Objective: To investigate the effect of X-ray radiation at the median lethal dose (LD50) on the outcome of a cluster of differentiation 133 (CD133)- cells in nasopharyngeal carcinoma.
Materials and methods: CD133- cells were obtained from human nasopharyngeal carcinoma cells (CNE-1 and CNE-2) based on CD133-labeled fluorescence-activated cell sorting (FACS) and magnetic-activated cell sorting (MACS), respectively. Changes in invasion ability and in-vivo tumorigenicity of CD133- cells before and after X-ray radiation at LD50 were observed. Moreover, CD133, SRY-related HMG-box 2 (SOX2), and organic carnitine transporter 4 (OCT4) expression changes were detected by reverse transcription-polymerase chain reaction (RT-PCR) and Western blotting.
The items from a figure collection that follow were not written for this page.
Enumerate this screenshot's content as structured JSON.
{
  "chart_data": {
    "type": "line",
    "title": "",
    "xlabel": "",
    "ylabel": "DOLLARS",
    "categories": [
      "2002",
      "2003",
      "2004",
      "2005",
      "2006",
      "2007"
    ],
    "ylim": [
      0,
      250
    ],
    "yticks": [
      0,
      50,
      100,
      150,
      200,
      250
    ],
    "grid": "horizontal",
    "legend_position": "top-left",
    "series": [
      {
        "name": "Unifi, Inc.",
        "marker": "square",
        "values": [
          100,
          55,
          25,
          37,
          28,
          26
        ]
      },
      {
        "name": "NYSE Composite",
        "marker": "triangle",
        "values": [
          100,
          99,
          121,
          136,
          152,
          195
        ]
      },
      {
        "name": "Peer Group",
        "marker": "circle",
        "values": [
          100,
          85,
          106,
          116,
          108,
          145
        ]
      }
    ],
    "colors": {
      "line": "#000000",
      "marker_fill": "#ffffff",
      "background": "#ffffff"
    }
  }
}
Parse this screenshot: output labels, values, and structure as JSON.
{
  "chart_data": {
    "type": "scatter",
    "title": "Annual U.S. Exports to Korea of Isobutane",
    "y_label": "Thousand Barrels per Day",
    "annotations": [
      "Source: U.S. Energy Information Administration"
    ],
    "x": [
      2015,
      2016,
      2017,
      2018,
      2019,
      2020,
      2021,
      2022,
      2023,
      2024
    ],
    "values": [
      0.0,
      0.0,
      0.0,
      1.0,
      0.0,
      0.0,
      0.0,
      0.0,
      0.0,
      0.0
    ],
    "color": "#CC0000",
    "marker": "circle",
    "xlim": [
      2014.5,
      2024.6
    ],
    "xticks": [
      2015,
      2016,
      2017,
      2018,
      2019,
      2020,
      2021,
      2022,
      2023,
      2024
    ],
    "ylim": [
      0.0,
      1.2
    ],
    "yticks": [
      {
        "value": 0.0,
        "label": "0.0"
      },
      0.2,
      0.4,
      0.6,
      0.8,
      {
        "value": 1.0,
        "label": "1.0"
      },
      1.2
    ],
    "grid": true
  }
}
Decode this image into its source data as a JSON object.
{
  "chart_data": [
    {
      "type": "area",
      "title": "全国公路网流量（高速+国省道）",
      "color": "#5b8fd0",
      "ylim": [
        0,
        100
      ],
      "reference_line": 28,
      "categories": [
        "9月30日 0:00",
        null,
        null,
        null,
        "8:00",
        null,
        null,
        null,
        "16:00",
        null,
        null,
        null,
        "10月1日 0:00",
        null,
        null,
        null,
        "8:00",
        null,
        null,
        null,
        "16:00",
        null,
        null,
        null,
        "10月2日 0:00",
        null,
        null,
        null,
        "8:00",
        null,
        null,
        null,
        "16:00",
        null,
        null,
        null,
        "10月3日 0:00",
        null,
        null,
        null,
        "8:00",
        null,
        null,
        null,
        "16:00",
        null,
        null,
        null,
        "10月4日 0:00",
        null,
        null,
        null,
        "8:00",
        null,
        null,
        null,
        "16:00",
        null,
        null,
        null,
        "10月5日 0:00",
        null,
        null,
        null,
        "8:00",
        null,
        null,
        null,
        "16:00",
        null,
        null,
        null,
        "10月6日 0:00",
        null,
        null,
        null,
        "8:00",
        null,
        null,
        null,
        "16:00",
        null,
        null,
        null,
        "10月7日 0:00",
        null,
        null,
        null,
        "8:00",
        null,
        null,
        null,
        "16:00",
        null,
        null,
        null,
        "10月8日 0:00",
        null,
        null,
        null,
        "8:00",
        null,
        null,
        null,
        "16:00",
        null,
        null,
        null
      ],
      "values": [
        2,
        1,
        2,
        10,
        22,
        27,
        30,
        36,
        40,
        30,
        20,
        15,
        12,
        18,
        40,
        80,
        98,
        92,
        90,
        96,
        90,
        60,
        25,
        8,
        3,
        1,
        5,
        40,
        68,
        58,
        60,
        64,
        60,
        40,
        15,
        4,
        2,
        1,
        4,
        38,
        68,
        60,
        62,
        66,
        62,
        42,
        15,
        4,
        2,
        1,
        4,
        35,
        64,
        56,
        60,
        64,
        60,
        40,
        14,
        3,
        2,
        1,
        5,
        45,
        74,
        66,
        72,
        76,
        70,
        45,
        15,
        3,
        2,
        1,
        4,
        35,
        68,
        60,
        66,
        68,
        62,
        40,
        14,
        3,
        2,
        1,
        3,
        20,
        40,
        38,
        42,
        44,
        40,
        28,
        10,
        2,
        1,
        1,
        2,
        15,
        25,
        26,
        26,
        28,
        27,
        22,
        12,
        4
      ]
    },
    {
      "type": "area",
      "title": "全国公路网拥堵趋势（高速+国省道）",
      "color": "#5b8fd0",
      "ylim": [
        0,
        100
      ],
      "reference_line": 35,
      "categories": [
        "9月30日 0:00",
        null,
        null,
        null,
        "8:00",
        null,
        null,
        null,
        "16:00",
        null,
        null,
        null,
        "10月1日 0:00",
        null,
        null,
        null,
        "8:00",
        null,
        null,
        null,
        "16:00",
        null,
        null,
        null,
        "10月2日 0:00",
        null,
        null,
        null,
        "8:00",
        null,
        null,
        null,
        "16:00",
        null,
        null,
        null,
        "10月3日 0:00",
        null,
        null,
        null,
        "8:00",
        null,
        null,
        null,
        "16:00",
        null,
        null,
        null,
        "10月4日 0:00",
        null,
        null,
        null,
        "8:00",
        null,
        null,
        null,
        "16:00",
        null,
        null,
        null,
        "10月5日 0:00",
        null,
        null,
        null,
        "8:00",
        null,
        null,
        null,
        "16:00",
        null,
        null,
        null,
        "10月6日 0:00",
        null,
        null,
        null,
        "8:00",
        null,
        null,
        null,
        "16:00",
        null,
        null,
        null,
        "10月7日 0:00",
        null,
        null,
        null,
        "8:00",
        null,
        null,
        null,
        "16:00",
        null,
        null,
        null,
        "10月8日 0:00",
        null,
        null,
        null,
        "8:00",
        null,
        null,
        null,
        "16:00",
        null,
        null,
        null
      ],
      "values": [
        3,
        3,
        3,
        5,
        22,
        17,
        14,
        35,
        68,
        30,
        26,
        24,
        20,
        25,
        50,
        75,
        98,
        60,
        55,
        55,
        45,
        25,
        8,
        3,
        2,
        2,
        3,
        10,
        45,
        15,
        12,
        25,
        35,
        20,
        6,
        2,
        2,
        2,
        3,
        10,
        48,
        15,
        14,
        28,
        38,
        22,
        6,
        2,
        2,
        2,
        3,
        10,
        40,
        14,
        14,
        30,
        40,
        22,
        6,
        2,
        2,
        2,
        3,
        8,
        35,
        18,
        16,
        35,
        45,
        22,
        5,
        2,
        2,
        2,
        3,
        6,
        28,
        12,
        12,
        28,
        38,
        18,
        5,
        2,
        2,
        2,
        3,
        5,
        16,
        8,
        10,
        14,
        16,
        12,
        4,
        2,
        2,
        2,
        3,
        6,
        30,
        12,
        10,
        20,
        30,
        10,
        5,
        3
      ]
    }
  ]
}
Results: The invasion ability and in-vivo tumorigenicity of CD133+ cell subsets were significantly stronger than those of CD133- cell subsets. After X-ray radiation at LD50, the invasion ability of CD133- cell subsets and in-vivo tumorigenicity were significantly increased. RT-PCR and Western blotting results manifested that the expression levels of CD133, SOX2, and OCT4 were remarkably up-regulated after radiation.
Conclusions: X-ray radiation at LD50 can enhance the stemness potential by up-regulating the expression of stemness-related genes in nasopharyngeal carcinoma CD133- cells.